Of coure because we were part of a neighborhood not strangers just taking up space. I still do these things.
Anonymous
I don't think meal trains are a thing now given that many people don't know how to cook and that frozen meals are easily available. I personally wouldn't accept food from any of my friends or neighbors.
Anonymous
Not necessarily meal trains, but other stuff. Of course, I'm old (50s) so when I was a kid, it was also normal for parents to just park their kids at another house if they wanted to go away for the weekend. Fun for everyone!
Anonymous
All the time. Very close neighborhood.
Anonymous
Interesting question! Made me realize that I behave exactly as my parents do: always there for a friend in need, but community involvement and volunteering ebbed and flowed at different stages of their lives.

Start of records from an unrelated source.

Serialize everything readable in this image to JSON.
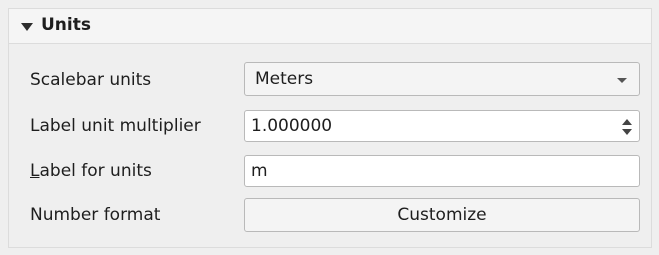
{
  "section": {
    "title": "Units",
    "expand_icon": "triangle-down-icon"
  },
  "scalebar_units": {
    "label": "Scalebar units",
    "value": "Meters",
    "arrow_icon": "chevron-down-icon"
  },
  "label_unit_multiplier": {
    "label": "Label unit multiplier",
    "value": "1.000000"
  },
  "label_for_units": {
    "label_first": "L",
    "label_rest": "abel for units",
    "value": "m"
  },
  "number_format": {
    "label": "Number format",
    "button_label": "Customize"
  }
}
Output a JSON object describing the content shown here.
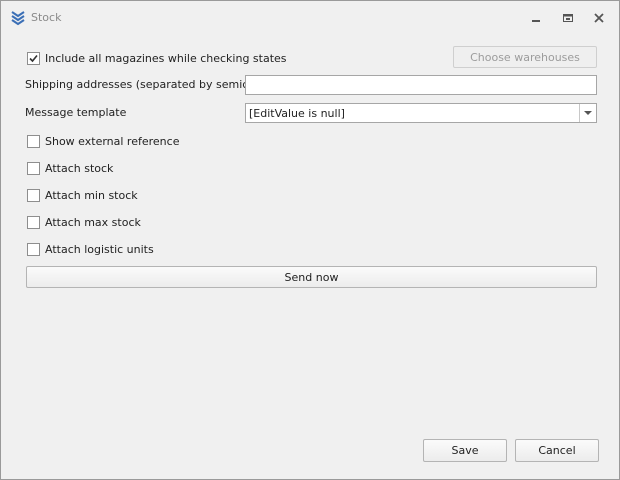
{
  "window": {
    "title": "Stock",
    "icons": {
      "app": "stacked-chevrons-icon",
      "minimize": "minimize-icon",
      "restore": "restore-icon",
      "close": "close-icon"
    }
  },
  "form": {
    "include_all_magazines": {
      "label": "Include all magazines while checking states",
      "checked": true
    },
    "choose_warehouses_label": "Choose warehouses",
    "shipping_addresses": {
      "label": "Shipping addresses (separated by semicolon)",
      "value": ""
    },
    "message_template": {
      "label": "Message template",
      "value": "[EditValue is null]"
    },
    "options": [
      {
        "label": "Show external reference",
        "checked": false
      },
      {
        "label": "Attach stock",
        "checked": false
      },
      {
        "label": "Attach min stock",
        "checked": false
      },
      {
        "label": "Attach max stock",
        "checked": false
      },
      {
        "label": "Attach logistic units",
        "checked": false
      }
    ],
    "send_now_label": "Send now"
  },
  "footer": {
    "save_label": "Save",
    "cancel_label": "Cancel"
  },
  "colors": {
    "icon_blue": "#3b6fb6",
    "title_gray": "#8a8a8a",
    "background": "#f0f0f0"
  }
}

I was the youngest kid in my parents social circle (friends, siblings, and neighbors kids all older) so the whole shower/meal train thing was long gone when my memory kicks in. I know from stories that my mom hosted at least a couple. When I was little little, mom was always busy - raising us, finishing a degree, then starting her own business (in a service/helping field) and working crazy hours. She didn’t do much of this kinda stuff during this time. My parents were divorced with joint custody. Dad was more into that kinda stuff when I was young - coach of allll the little kid sport teams, active at church, on committees. Then HE started building his own company, and his own house, and stepped back from that stuff. Later, mom and my stepdad got more involved with the community and are on a number of boards. My dad has picked a couple of volunteering gigs up since his wife died.

So, overall, I’d say they were active, involved, and helpful. But there were definitely busy times where they were not for stretches of years.

I would add that they never volunteered at school. This was the early nineties, and they definitely had the attitude (fair or not) that that stuff was for moms who didn’t work. Neither had any flexibility during the standard work day.
Anonymous
My parents were lower middle class and introverts and still managed to give time and money to people, causes, you name it. My dad even was a part of prison ministries. I cannot emphasize how out of character this seemed to me given his shyness. I admired them.

Yes, I try to help where needed even with crazy work schedules, and we have more money so give more, but nowhere near the percentage of income my parents gave.
Anonymous
I grew up in the 80’s in and around DC. My father was and still is the sort of man who thinks that he should not have to cook or clean. In his own home he does things like major landscaping work, light repairs, taking care of vehicles. My mother was often overwhelmed by working, caring for children, and keeping house. To the extent she volunteered, it was always at church —vestry, taking communion to the sick. Neither of my parents did PTA stuff, Girl Scouts, sports involvement. They had friends in the neighborhood and expressed empathy for their hard times but never did anything much for folks. However, both of my parents believed strongly in charitable giving.

As an adult I am much more plugged into my community, but I’m still not a huge doer or joiner. I’ll offer assistance to do small projects in friends’ homes or gardens. I try to show care through hospitality, hosting friends for tea, dinner, or drinks whenever I can (and when a pandemic does not interfere). I am often poor at organizing things and following through on details, so meal trains and showers are not a personal strength. I do always try to send gifts in times both happy and sad —relationship break-ups, baby births, graduations, deaths. When I bake, I make extras and drop them off with a neighbor or two. I have a small, 1 hr./wk volunteer gig that I’ve kept up for the past couple of years. So I guess I’ve found a middle ground between showing people I care and preserving time for myself and my own family.